Quantum tricks with gravitational-wave detector mirrors

LIGO researchers tune motion of suspended interferometer mirrors to cool a 10-kg optomechanical oscillator to near its motional ground state

June 18, 2021

In the last few decades, physicists have devised new ways to cool objects close to absolute zero. At these low temperatures their atoms are near their quantum motional ground state. So far, this has been achieved only for small objects with masses in the nanogram range. Now members of an international team have managed to cool a human-scale “pseudo object” with a mass of 10 kilograms to close to its motional ground state. The pseudo object is the combined motion of four widely separated objects. The researchers controlled the relative motion of the four 40-kilogram test masses in the two arms of a LIGO detector such that they could observe this oscillator at an effective temperature of just 77 nanokelvin.

Paper abstract

The motion of a mechanical object, even a human-sized object, should be governed by the rules of quantum mechanics. Coaxing them into a quantum state is, however, difficult because the thermal environment masks any quantum signature of the object’s motion. The thermal environment also masks the effects of proposed modifications of quantum mechanics at large mass scales. We prepared the center-of-mass motion of a 10-kilogram mechanical oscillator in a state with an average phonon occupation of 10.8. The reduction in temperature, from room temperature to 77 nanokelvin, is commensurate with an 11 orders-of-magnitude suppression of quantum back-action by feedback and a 13 orders-of-magnitude increase in the mass of an object prepared close to its motional ground state. Our approach will enable the possibility of probing gravity on massive quantum systems.
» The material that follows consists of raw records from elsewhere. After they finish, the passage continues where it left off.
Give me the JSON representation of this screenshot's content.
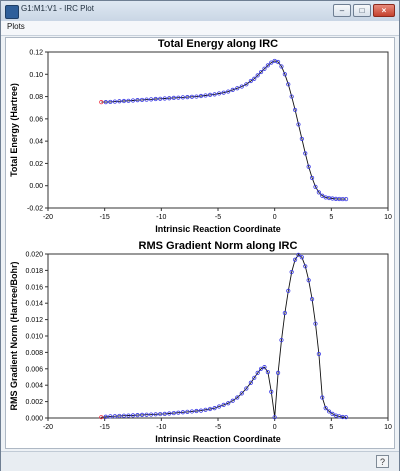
{
  "window": {
    "title": "G1:M1:V1 - IRC Plot"
  },
  "menu": {
    "items": [
      "Plots"
    ]
  },
  "buttons": {
    "minimize": "–",
    "maximize": "□",
    "close": "×"
  },
  "status": {
    "help": "?"
  },
  "colors": {
    "line": "#111111",
    "marker": "#3a3ae6",
    "start_marker": "#ee3344"
  },
  "chart_data": [
    {
      "type": "line",
      "title": "Total Energy along IRC",
      "xlabel": "Intrinsic Reaction Coordinate",
      "ylabel": "Total Energy (Hartree)",
      "xlim": [
        -20,
        10
      ],
      "ylim": [
        -0.02,
        0.12
      ],
      "xticks": [
        "-20",
        "-15",
        "-10",
        "-5",
        "0",
        "5",
        "10"
      ],
      "yticks": [
        "-0.02",
        "0.00",
        "0.02",
        "0.04",
        "0.06",
        "0.08",
        "0.10",
        "0.12"
      ],
      "grid": false,
      "series": [
        {
          "x": [
            -15.3,
            -14.9,
            -14.5,
            -14.1,
            -13.7,
            -13.3,
            -12.9,
            -12.5,
            -12.1,
            -11.7,
            -11.3,
            -10.9,
            -10.5,
            -10.1,
            -9.7,
            -9.3,
            -8.9,
            -8.5,
            -8.1,
            -7.7,
            -7.3,
            -6.9,
            -6.5,
            -6.1,
            -5.7,
            -5.3,
            -4.9,
            -4.5,
            -4.1,
            -3.7,
            -3.3,
            -2.9,
            -2.5,
            -2.1,
            -1.8,
            -1.5,
            -1.2,
            -0.9,
            -0.6,
            -0.3,
            0.0,
            0.3,
            0.6,
            0.9,
            1.2,
            1.5,
            1.8,
            2.1,
            2.4,
            2.7,
            3.0,
            3.3,
            3.6,
            3.9,
            4.2,
            4.5,
            4.8,
            5.1,
            5.4,
            5.7,
            6.0,
            6.3
          ],
          "y": [
            0.075,
            0.075,
            0.0752,
            0.0755,
            0.0758,
            0.076,
            0.0762,
            0.0765,
            0.0768,
            0.077,
            0.0773,
            0.0775,
            0.0778,
            0.078,
            0.0783,
            0.0785,
            0.0788,
            0.079,
            0.0793,
            0.0795,
            0.0798,
            0.08,
            0.0805,
            0.081,
            0.0815,
            0.082,
            0.0828,
            0.0835,
            0.0845,
            0.086,
            0.0875,
            0.089,
            0.091,
            0.094,
            0.096,
            0.099,
            0.102,
            0.105,
            0.108,
            0.1105,
            0.112,
            0.111,
            0.107,
            0.1,
            0.091,
            0.08,
            0.068,
            0.055,
            0.042,
            0.029,
            0.017,
            0.007,
            -0.001,
            -0.006,
            -0.009,
            -0.0105,
            -0.011,
            -0.0115,
            -0.0118,
            -0.0119,
            -0.012,
            -0.012
          ]
        }
      ]
    },
    {
      "type": "line",
      "title": "RMS Gradient Norm along IRC",
      "xlabel": "Intrinsic Reaction Coordinate",
      "ylabel": "RMS Gradient Norm (Hartree/Bohr)",
      "xlim": [
        -20,
        10
      ],
      "ylim": [
        0,
        0.02
      ],
      "xticks": [
        "-20",
        "-15",
        "-10",
        "-5",
        "0",
        "5",
        "10"
      ],
      "yticks": [
        "0.000",
        "0.002",
        "0.004",
        "0.006",
        "0.008",
        "0.010",
        "0.012",
        "0.014",
        "0.016",
        "0.018",
        "0.020"
      ],
      "grid": false,
      "series": [
        {
          "x": [
            -15.3,
            -14.9,
            -14.5,
            -14.1,
            -13.7,
            -13.3,
            -12.9,
            -12.5,
            -12.1,
            -11.7,
            -11.3,
            -10.9,
            -10.5,
            -10.1,
            -9.7,
            -9.3,
            -8.9,
            -8.5,
            -8.1,
            -7.7,
            -7.3,
            -6.9,
            -6.5,
            -6.1,
            -5.7,
            -5.3,
            -4.9,
            -4.5,
            -4.1,
            -3.7,
            -3.3,
            -2.9,
            -2.5,
            -2.1,
            -1.8,
            -1.5,
            -1.2,
            -0.9,
            -0.6,
            -0.3,
            0.0,
            0.3,
            0.6,
            0.9,
            1.2,
            1.5,
            1.8,
            2.1,
            2.4,
            2.7,
            3.0,
            3.3,
            3.6,
            3.9,
            4.2,
            4.5,
            4.8,
            5.1,
            5.4,
            5.7,
            6.0,
            6.3
          ],
          "y": [
            0.0001,
            0.00015,
            0.0002,
            0.00022,
            0.00025,
            0.00028,
            0.0003,
            0.00032,
            0.00035,
            0.00038,
            0.0004,
            0.00042,
            0.00045,
            0.00048,
            0.0005,
            0.00055,
            0.0006,
            0.00065,
            0.0007,
            0.00075,
            0.0008,
            0.00085,
            0.0009,
            0.001,
            0.0011,
            0.0012,
            0.0014,
            0.0016,
            0.0018,
            0.0021,
            0.0025,
            0.003,
            0.0036,
            0.0043,
            0.0049,
            0.0055,
            0.006,
            0.0062,
            0.0056,
            0.0032,
            0.0001,
            0.0055,
            0.0095,
            0.0128,
            0.0155,
            0.0178,
            0.0193,
            0.0199,
            0.0196,
            0.0185,
            0.0168,
            0.0145,
            0.0115,
            0.0078,
            0.0025,
            0.0012,
            0.0008,
            0.0005,
            0.0003,
            0.0002,
            0.00012,
            0.0001
          ]
        }
      ]
    }
  ]
}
Trapping and cooling of a 10 kg oscillator to 10 quanta. (a) Effective susceptibility of the oscillator for each setting of the damping filter, measured by exciting the feedback loop at each frequency and demodulating its response at the same frequency. The lines show fits to a model of the susceptibility of a damped harmonic oscillator with an additional delay, i.e. χeff[Ω]eiΩτ; fits to the phase response produce τ=0.9ms. (b) Displacement spectrum of the oscillator as the damping is increased. Solid lines show fits to a model of the observed spectrum Sobs (see text for details) where the effective susceptibility is determined by the response measurements in panel (a), and only the frequency-dependent imprecision noise and force noise are variable. Inset shows the inferred average phonon occupation for each of the curves in the main panel, as a function of the damping quality factor; also shown is a model (black dashed) with model uncertainties (gray band). (The disagreement between the simple model and data — both the transfer functions and spectra — around 150–155 Hz arises from a coupling between the motion of the pendulum and the upper intermediate mass of the suspension.)